Toplu şiirleri ‘Gitmek Bir Uzun Öykü’, Ekim 2021’de çıktı. Kitabı edinmem biraz vakit aldı. Şiirleri okumam da… Toplu şiirler, Emirali’nin şiiri hakkında edindiğim dağınık izlemi bütünlüklü sundu. Örneğin birinci kitapları ‘Urmiye Mavisi’ ile ‘Şarkılar Ülkesi’nin Ahmed Arif ve Enver Gökçe esintisi taşıdığını fakat kendi sesini de kuvvetli bir şeklide hissettirdiğini söyleyebilirim. Bir devrimcinin şiirlerdir bunlar. İçine doğduğu toprakların gerçekliğinden, efsanesinden, masalından, acısından kopmadan dünyayı kucaklamaya hazır bir militanın şiirleri.

LİRİZM İLE İRONİ ORTASINDA

Üçüncü kitabı ‘Gitmek Bir Uzun Öykü’, ‘Şarkılar Ülkesi’nden beş yıl daha sonra yayımlandı. Bu kitapta Batı edebiyatının/şiirinin esintisi ağırdır. Biçim ve biçem arayışları öteki bir durağa ulaşmıştır

bir daha toprağına aşık bir insanın şiirleri yer alıyordur ‘Gitmek Bir Uzun Hikaye’de lakin kendisine sorun ettiklerini öbür türlü anlatmanın yolunu, imkanlarını arayıp bulmuştur. Kendi şiir lisanında karar kıldığı ya da daima var olan şiir lisanını güçlendirdiği kitabı da ‘Gitmek Bir Uzun Öykü’ olmuştur.

Düzyazı-şiirin en hoş örnekleri vardır kitapta. Evvelki kitaplarda varlık gösteremeyen ironi, bu kitapta güzelce göstermiştir kendisini. Kitabın birinci şiiri “Randevu”nun birinci dizesi “bak çocuğum Emir”dir. Bu dize Emirali’nin şiirinde artık çoğunlukla karşımıza çıkacak ironiye hazırlar adeta. Hüzünlüdür, insanın içini acıtan tiptendir Emirali’nin şiirindeki ironi.

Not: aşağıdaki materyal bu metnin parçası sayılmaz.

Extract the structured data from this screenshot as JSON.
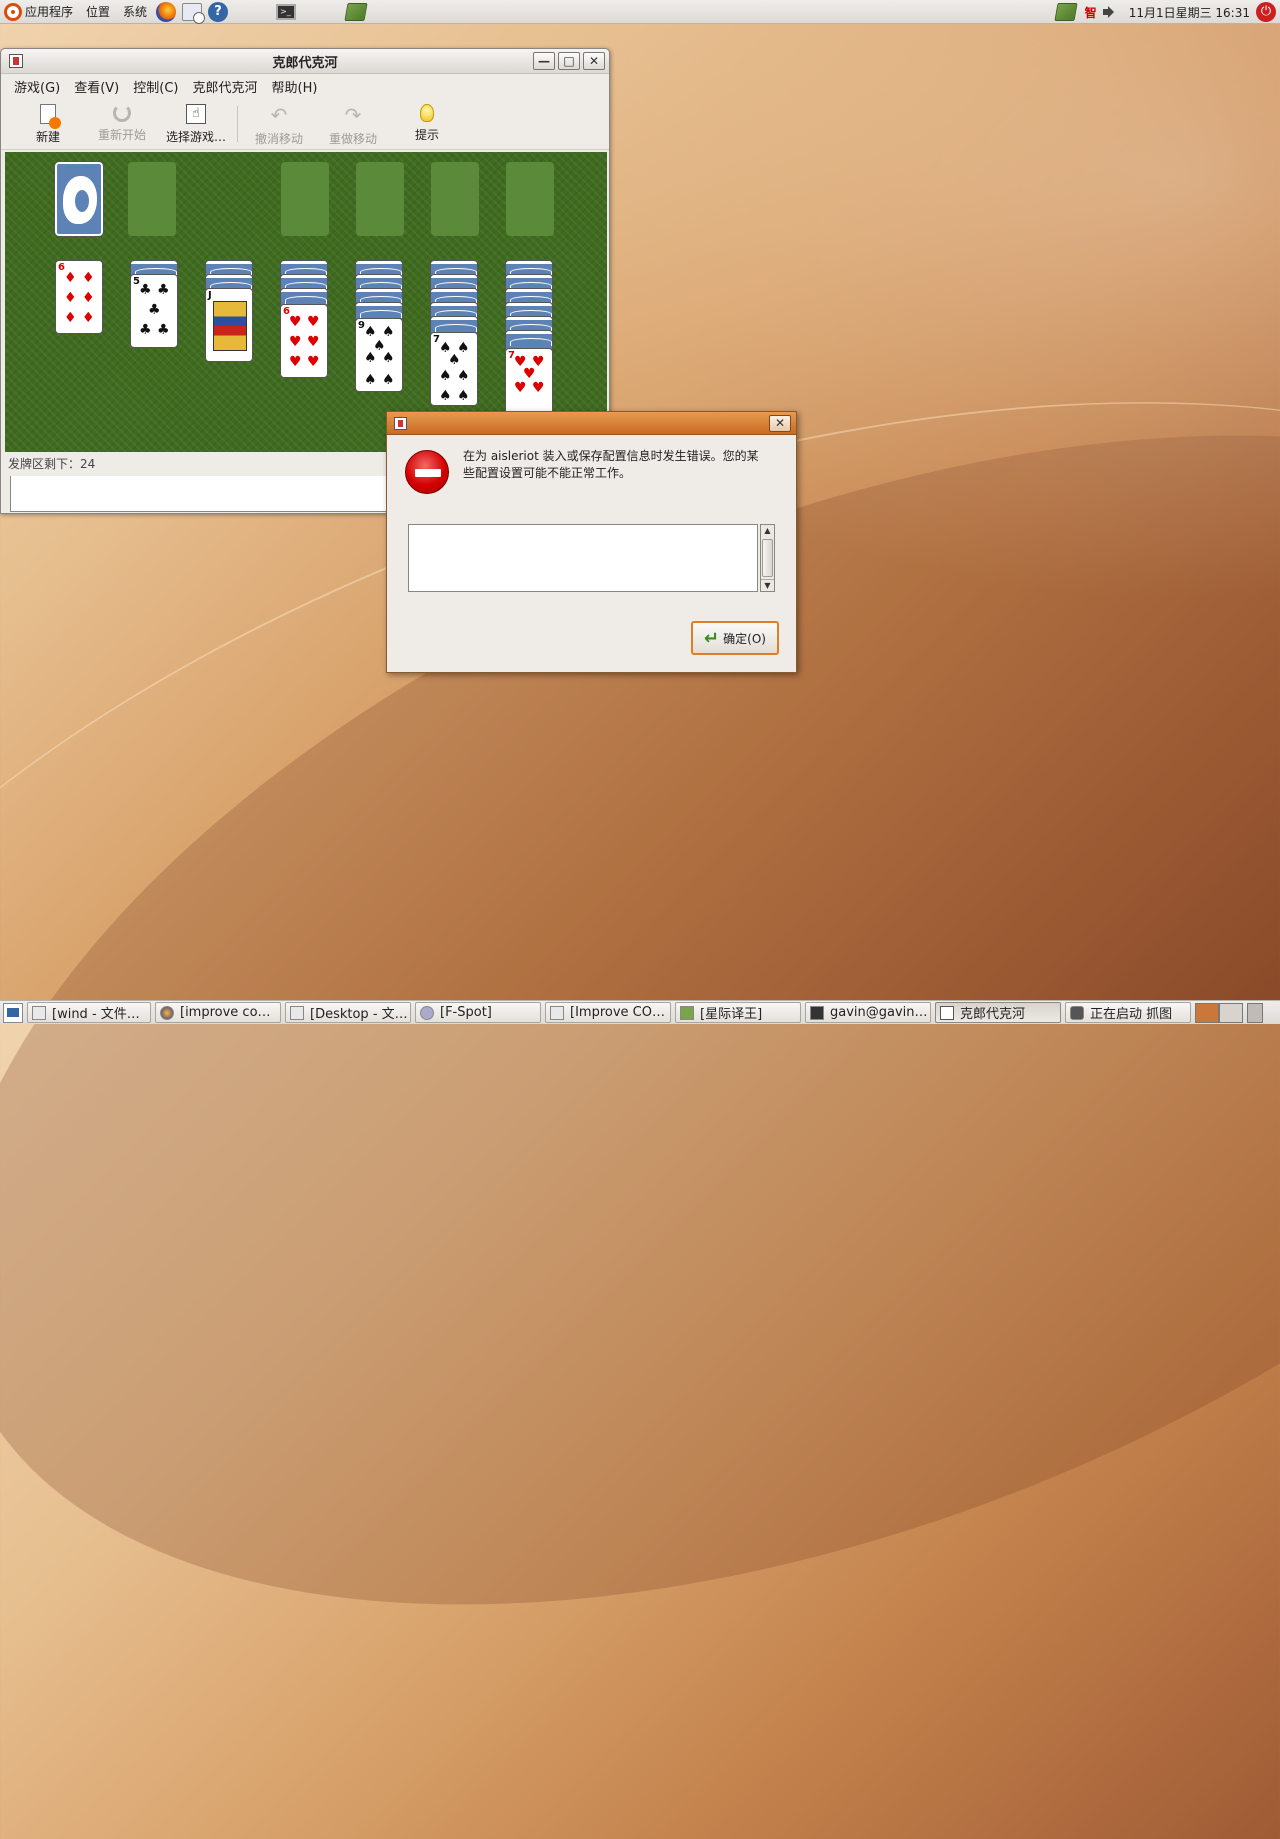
{
  "top_panel": {
    "menus": [
      "应用程序",
      "位置",
      "系统"
    ],
    "clock": "11月1日星期三 16:31",
    "ime_label": "智"
  },
  "window": {
    "title": "克郎代克河",
    "menu": [
      "游戏(G)",
      "查看(V)",
      "控制(C)",
      "克郎代克河",
      "帮助(H)"
    ],
    "toolbar": {
      "new": "新建",
      "restart": "重新开始",
      "select": "选择游戏…",
      "undo": "撤消移动",
      "redo": "重做移动",
      "hint": "提示"
    },
    "status": "发牌区剩下：24",
    "controls": {
      "minimize": "—",
      "maximize": "□",
      "close": "✕"
    }
  },
  "cards": {
    "col1": {
      "rank": "6",
      "suit": "♦"
    },
    "col2": {
      "rank": "5",
      "suit": "♣"
    },
    "col3": {
      "rank": "J",
      "suit": "♣"
    },
    "col4": {
      "rank": "6",
      "suit": "♥"
    },
    "col5": {
      "rank": "9",
      "suit": "♠"
    },
    "col6": {
      "rank": "7",
      "suit": "♠"
    },
    "col7": {
      "rank": "7",
      "suit": "♥"
    }
  },
  "dialog": {
    "message_line1": "在为 aisleriot 装入或保存配置信息时发生错误。您的某",
    "message_line2": "些配置设置可能不能正常工作。",
    "ok_label": "确定(O)",
    "close": "✕"
  },
  "taskbar": {
    "tasks": [
      "[wind - 文件…",
      "[improve co…",
      "[Desktop - 文…",
      "[F-Spot]",
      "[Improve CO…",
      "[星际译王]",
      "gavin@gavin…",
      "克郎代克河",
      "正在启动 抓图"
    ]
  },
  "colors": {
    "felt": "#3f6b1f",
    "card_back": "#5d83b6",
    "dialog_title": "#d9843a",
    "ok_border": "#e07d28",
    "error": "#d40000"
  }
}
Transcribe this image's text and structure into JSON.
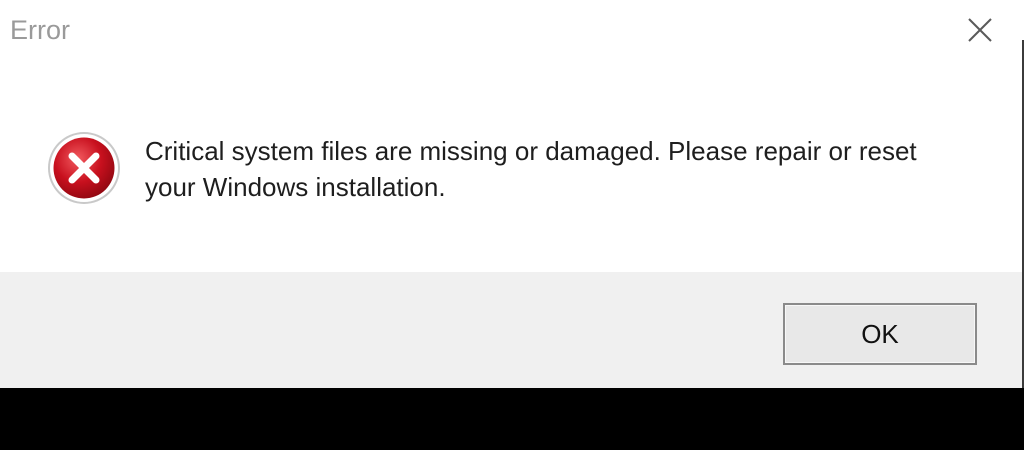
{
  "window": {
    "title": "Error",
    "close_icon": "close-icon"
  },
  "message": {
    "icon": "error-icon",
    "text": "Critical system files are missing or damaged. Please repair or reset your Windows installation."
  },
  "footer": {
    "ok_label": "OK"
  },
  "colors": {
    "title_text": "#9a9a9a",
    "message_text": "#1e1e1e",
    "footer_background": "#f0f0f0",
    "error_red": "#c8101e",
    "backdrop": "#000000"
  }
}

‘önceden Vakit Şiirleri’nde “yok, bu kadar lirizm bize fazla/menzile vardığı yerde çatlasın atımız” diyecektir. Fakat bu kitapta kendi topraklarıyla, çocukluğuyla, efsaneleriyle, kahramanlarıyla hasbıhal ettiği için ironi geride kalacak, lirizm evvel olacaktır. Zira “gitmelerin ömür tüketen bir manası olduğunu/oldukca daha sonraları anladım//gittim ve gördüm/batının batısında bir doğu yokmuş” diyecektir “Öndeyiş”te. Aradığını hiç bir yerde bulamamak ya da çocukluğundan, topraklarından kopamamak halinde okunabilecek bu dizeler, Emirali’nin lirizmden kopamayışının öne sürülen nedeni olarak da sunulabilir.

‘AYLAK DİZELER’ YA DA AVRUPA GÜNLÜĞÜ

Denilebilir ki “Aylak Dizeler”, Emirali’nin Fransa, Avrupa günlerini anlatan şiirlerdir. hayatının hiç bir periyodunda aylak olmadı benim tanıdığım Emirali. Her vakit titiz, tertipli, programlı bir insandı. Bu niçinle kitaba “Aylak Dizeler” ismini vermesi, tek başına büyük bir ironi üzere geliyor bana.

Emirali, “Aylak Dizeler”de Avrupa’da geçirdiği vaktin günlüğünü tutmuş, karşılaştığı insanların kıssalarına odaklanmış. Can havliyle lirizmden kaçıp ironiye sığınmıştır. “Komşum Francesca”, “Körler Diyalaoğu”, “Randevu” bu şiirlerdendir. Hollanda’da karşılaştığı hemşerisi ile edebiyat üzerine yaptıkları muhabbeti anlatan “Karabaş ile daha sonradan Sarışın” şiiri ise olağanüstüdür.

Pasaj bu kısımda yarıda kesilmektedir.